OK, there are some minor spoilers mentioned herein—well, as spoilery as you can get in a true story we all kind of know. But I can’t spoil much, because Saturday’s shoot didn’t involve the acting out of actual scenes. None of the actors were even there.

Two of the three major characters in the scene—John Sculley and Steve Jobs—were portrayed by stand-ins who barely said anything, instead of Jeff Daniels and Michael Fassbender. The third character, Mike Markkula, had the biggest speaking role, but it was unclear if the actor was a stand-in or not. (Weirdly, IMDb doesn’t list an actor portraying Markkula.)

The only recognizable name at today’s shooting was the director, Danny Boyle, who gave the audience instructions on when to cheer and how much.
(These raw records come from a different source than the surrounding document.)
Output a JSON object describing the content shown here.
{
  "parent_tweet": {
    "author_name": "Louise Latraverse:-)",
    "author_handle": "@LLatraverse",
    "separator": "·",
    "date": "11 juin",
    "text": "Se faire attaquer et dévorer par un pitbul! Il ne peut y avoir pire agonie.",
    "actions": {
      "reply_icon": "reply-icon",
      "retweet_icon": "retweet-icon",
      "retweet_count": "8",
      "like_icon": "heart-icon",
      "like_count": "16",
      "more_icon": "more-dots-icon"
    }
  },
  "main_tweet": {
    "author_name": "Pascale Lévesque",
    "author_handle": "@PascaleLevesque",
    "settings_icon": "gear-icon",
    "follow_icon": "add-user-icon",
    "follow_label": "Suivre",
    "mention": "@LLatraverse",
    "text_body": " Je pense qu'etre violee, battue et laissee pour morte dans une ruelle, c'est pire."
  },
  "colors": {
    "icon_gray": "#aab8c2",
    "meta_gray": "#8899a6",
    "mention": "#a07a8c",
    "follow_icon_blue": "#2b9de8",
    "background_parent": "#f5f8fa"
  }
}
Boyle was quite charming, emphasizing the profoundness of the moment in time, how that meeting really made these people feel like computers were for everyone.

The footage shot today mostly consisted of audience reaction that will be used for the first scene of the movie, the 1984 Apple shareholders’ meeting where the Mac was born. The crowd spend most of the day reacting when Markkula’s character took the stage, then cheering when Sculley was introduced, and then going wild when Jobs was announced. This was done several times over and over again. And then again. And then some more.

The major reveal at the shooting was that Markkula introduces the famous Ridley Scott “1984” ad during the meeting. Or course, production of the movie is in its early stages, and it’s possible that scene could still change. But attendees of the original meeting will remember that the shareholders meeting came two days after the “1984” ad aired during the Super Bowl.

For most of the shoot, a beige bag perched on a pedestal in the center of the stage. When the crew finally pulled out what looked like an original Mac from the bag, a small roar came from the audience. The Jobs stand-in performed a mock demo a couple of times, and the audience was instructed to react with “purrs” like kittens—proving once again that in technology, it all comes back to cats.

One more thing: I happened to see, since we were there for hours, that the six people beside and in front of me were all using Samsung phones. In fact, I noticed an absence of iPhones, and I actually saw a couple of BlackBerry phones, of all things. That’s not an indication of which phone is more popular, but I think it does show that people were there because they wanted to be in a movie, and not because they wanted to be in the movie about Steve Jobs.

The day ended with a raffle for the crowd, with prizes including T-shirts, hats, an iPad mini, and a TV. I didn’t win, but perhaps I’ll get really lucky and you’ll be able to glimpse me on the silver screen when the Steve Jobs movie hits theaters next year. I’ll be the one cheering.